Figure 4.

Pro-/anti-inflammatory stimuli orchestrate the expression of LYVE-1 in RAW264.7 cells. A Lyve1-expression vector (Lyve1_OMu20286D_pcDNA3.1+/C-(K)-DYK) was transfected into RAW264.7 cells to generate Lyve1-expressing macrophages. (A) RT-PCR analysis of Lyve1 in RAW264.7 cells and Lyve1-expressing macrophages (mean ± SD, n = 3). (B) LYVE-1 protein expression of cell lysates collected from RAW264.7 cells and Lyve1-expressing macrophages as revealed by western blotting. (C) RT-PCR analysis of M2 macrophage markers (Agr1, Mrc1) in RAW264.7 cells and Lyve1-expressing macrophages (mean ± SD, n = 3). (D) Lyve1-expressing macrophages were treated with LPS (100 ng/ml) for 4 h.

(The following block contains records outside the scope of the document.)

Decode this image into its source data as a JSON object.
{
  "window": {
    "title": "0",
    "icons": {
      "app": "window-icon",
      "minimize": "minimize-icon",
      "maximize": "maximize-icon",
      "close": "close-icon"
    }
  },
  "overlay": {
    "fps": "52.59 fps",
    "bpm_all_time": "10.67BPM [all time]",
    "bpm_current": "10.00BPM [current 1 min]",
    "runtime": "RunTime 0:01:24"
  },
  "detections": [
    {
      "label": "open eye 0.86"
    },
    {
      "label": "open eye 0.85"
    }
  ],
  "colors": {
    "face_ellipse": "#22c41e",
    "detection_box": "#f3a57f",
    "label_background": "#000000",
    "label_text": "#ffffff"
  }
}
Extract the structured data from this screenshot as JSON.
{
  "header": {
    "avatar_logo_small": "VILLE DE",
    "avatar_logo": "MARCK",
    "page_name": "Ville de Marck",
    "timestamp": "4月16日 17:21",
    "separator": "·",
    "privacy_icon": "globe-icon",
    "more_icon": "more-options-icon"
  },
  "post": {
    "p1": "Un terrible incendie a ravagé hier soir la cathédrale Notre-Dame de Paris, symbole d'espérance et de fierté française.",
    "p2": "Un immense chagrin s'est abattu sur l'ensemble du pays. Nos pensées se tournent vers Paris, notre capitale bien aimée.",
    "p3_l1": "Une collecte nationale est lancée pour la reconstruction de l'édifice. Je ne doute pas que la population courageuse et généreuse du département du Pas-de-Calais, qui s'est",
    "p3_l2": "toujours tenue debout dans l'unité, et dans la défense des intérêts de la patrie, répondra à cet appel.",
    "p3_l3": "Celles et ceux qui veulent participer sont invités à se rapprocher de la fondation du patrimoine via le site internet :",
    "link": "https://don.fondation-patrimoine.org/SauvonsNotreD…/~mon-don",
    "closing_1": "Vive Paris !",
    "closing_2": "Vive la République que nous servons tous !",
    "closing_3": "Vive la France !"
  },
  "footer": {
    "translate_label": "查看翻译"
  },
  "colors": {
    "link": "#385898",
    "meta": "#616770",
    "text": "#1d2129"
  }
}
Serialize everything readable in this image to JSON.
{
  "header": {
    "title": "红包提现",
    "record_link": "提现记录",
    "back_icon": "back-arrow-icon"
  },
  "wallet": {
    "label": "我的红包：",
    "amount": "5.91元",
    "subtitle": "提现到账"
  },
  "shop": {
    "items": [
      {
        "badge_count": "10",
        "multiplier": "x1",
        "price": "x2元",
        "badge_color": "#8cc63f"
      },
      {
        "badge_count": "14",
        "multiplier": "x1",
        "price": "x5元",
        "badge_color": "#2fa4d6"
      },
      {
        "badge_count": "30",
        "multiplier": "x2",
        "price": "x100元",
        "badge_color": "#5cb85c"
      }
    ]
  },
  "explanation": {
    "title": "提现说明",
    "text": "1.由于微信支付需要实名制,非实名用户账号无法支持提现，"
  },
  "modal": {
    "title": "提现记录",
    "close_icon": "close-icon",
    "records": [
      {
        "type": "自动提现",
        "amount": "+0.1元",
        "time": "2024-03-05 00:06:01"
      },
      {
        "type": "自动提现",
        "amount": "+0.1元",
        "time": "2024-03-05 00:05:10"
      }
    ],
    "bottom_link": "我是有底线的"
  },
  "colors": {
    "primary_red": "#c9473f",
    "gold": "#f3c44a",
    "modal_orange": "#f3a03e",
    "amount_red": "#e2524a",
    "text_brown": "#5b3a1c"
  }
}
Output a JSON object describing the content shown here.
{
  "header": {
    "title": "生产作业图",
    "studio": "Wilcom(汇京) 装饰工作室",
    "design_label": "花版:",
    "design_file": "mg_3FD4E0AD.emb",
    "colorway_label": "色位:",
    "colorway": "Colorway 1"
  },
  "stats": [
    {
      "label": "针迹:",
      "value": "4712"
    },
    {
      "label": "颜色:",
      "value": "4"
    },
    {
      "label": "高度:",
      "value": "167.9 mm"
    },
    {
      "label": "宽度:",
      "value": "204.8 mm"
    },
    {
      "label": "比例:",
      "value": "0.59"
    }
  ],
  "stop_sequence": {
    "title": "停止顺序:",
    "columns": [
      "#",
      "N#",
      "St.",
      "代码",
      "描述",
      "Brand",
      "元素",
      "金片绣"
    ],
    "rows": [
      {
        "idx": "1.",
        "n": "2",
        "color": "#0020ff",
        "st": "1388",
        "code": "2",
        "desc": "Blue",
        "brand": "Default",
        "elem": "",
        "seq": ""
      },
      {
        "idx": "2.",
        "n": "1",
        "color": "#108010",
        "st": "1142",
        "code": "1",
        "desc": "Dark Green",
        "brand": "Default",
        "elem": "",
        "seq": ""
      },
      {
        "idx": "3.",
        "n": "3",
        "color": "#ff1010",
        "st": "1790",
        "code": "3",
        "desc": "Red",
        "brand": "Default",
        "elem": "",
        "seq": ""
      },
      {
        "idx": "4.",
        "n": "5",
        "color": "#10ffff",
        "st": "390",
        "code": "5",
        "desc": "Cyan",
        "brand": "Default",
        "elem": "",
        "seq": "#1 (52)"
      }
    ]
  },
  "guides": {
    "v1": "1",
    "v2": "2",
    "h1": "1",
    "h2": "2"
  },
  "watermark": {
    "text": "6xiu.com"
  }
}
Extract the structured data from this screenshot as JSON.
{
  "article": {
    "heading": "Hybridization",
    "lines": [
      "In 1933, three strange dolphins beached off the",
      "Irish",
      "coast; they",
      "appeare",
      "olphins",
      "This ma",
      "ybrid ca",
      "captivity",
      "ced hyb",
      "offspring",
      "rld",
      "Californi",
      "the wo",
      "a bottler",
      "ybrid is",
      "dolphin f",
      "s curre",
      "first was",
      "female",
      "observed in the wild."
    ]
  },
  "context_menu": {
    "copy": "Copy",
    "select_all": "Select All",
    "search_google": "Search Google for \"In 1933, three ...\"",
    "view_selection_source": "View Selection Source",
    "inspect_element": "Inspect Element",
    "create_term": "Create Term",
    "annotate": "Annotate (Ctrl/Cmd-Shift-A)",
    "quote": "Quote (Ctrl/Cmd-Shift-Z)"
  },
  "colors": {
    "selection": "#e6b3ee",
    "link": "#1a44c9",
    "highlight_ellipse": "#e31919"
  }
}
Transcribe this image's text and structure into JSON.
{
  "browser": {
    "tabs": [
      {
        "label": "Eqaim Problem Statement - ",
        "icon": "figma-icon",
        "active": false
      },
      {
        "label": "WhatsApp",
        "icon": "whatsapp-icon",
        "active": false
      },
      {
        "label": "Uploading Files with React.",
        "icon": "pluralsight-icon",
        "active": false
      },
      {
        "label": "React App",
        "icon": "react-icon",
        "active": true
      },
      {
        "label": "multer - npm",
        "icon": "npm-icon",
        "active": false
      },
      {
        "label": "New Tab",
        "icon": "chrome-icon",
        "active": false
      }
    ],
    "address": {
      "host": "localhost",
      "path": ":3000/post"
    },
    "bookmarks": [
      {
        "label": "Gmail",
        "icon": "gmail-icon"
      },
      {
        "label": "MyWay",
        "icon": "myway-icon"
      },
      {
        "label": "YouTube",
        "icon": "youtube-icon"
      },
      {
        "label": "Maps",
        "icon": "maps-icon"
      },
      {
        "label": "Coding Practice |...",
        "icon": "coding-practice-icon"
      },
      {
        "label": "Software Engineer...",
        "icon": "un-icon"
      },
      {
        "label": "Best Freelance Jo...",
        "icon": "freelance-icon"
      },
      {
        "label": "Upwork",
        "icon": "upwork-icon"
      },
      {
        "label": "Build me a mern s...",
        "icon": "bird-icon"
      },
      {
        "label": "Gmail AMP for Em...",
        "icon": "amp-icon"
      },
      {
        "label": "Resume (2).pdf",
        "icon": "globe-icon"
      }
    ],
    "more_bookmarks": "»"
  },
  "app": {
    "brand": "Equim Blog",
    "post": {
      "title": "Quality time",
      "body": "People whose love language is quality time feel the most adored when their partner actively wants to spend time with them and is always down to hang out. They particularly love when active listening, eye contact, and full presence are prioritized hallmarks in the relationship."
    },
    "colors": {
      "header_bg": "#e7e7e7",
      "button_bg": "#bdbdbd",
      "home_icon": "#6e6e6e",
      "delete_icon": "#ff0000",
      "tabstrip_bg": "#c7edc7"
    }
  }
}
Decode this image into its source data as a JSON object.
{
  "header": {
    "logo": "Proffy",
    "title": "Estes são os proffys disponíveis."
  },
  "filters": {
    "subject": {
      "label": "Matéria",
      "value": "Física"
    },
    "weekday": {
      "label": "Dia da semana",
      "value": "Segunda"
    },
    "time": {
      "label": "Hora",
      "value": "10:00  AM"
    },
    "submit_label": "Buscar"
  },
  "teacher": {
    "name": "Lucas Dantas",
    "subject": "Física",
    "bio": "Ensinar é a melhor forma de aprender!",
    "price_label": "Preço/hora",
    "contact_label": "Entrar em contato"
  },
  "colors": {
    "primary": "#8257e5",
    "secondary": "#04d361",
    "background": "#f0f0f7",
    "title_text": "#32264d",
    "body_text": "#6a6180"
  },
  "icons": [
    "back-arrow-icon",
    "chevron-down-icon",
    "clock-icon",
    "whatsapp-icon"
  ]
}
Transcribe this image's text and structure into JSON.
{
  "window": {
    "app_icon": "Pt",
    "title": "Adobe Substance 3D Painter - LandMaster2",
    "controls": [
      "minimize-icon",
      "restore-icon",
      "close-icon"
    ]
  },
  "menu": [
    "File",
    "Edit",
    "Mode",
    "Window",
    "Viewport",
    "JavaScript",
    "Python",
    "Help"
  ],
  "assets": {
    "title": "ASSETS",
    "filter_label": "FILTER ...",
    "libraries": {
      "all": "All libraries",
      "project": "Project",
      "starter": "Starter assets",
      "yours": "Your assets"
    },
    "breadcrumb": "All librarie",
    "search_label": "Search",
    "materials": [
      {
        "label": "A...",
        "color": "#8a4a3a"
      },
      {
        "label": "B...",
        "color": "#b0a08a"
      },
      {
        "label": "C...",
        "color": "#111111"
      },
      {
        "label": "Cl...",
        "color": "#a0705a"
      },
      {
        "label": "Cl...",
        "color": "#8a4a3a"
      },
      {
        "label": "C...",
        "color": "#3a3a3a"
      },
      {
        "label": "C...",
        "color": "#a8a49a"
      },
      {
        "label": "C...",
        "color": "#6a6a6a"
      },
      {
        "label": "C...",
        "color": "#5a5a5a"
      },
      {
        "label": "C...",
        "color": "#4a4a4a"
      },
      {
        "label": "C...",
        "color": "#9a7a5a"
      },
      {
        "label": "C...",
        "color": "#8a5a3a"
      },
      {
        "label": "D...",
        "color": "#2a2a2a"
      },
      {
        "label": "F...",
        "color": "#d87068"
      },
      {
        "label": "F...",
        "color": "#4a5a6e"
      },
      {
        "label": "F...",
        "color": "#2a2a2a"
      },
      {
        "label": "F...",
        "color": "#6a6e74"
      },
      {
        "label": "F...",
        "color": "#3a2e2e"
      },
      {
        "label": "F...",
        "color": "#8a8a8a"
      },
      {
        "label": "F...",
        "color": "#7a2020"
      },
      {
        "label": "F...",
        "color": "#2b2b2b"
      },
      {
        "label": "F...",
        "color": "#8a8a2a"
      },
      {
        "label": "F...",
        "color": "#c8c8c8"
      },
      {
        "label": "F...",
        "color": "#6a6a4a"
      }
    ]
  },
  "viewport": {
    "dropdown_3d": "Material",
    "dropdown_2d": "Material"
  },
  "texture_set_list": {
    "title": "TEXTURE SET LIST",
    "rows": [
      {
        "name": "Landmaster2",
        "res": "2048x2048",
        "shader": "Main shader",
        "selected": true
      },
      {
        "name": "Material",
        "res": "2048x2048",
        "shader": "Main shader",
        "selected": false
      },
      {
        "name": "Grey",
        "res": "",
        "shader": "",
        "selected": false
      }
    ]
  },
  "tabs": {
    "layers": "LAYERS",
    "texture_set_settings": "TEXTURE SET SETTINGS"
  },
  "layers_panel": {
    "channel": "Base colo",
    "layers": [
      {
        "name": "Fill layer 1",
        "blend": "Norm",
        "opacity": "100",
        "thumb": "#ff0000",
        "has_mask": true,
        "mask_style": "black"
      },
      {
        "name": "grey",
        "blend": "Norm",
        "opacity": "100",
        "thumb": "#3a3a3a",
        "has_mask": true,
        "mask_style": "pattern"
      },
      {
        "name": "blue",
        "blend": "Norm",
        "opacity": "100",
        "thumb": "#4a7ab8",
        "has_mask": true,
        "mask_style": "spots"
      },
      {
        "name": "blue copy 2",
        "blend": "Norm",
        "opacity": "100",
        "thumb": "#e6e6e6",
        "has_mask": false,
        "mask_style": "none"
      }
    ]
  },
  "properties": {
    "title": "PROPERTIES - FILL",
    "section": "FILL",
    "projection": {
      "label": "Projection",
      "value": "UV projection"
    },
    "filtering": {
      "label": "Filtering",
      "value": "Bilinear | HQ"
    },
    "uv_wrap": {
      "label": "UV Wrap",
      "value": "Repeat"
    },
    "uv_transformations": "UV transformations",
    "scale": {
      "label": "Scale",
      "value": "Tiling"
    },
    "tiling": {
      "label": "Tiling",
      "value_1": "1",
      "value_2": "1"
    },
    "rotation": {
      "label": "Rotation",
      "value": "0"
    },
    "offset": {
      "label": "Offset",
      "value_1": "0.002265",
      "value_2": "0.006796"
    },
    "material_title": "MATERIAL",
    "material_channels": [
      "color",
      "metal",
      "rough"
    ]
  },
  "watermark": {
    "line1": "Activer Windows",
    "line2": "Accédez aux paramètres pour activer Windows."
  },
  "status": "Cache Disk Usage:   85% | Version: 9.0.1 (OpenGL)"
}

Immunofluorescence staining of LYVE-1 was used to detect LYVE-1-positive macrophages (arrows). (E) Cell lysates and culture media from LPS-treated and -untreated Lyve1-expressing macrophages were analyzed by western blotting with anti-DYK antibody. sLYVE-1, soluble LYVE-1. (F–H) M2 polarization of RAW264.7 cells induced by MID for 7 days. (F) RT-PCR analysis of M2 macrophage markers (Agr1 and Mrc1) (mean ± SD, n = 4) and Lyve1 (median with interquartile range, n = 4) in RAW 264.7 cells and M2-polarized cells. (G) Cell lysates collected from RAW 264.7 cells and M2 polarized cells were analyzed by western blotting with anti-LYVE-1 antibody. (H) Immunofluorescence staining of LYVE-1 in RAW 264.7 cells and M2 polarized cells. Data were collected from three independent experiments, and statistically analyzed by unpaired Welch's t-test (A,Fa,b), unpaired Student’s t-test (Ca,b), or Mann–Whitney U test (Fc). ∗p < 0.05, ∗∗p < 0.01, and ∗∗∗p < 0.0001. Scale bar 100 µm (D) and 50 µm (H).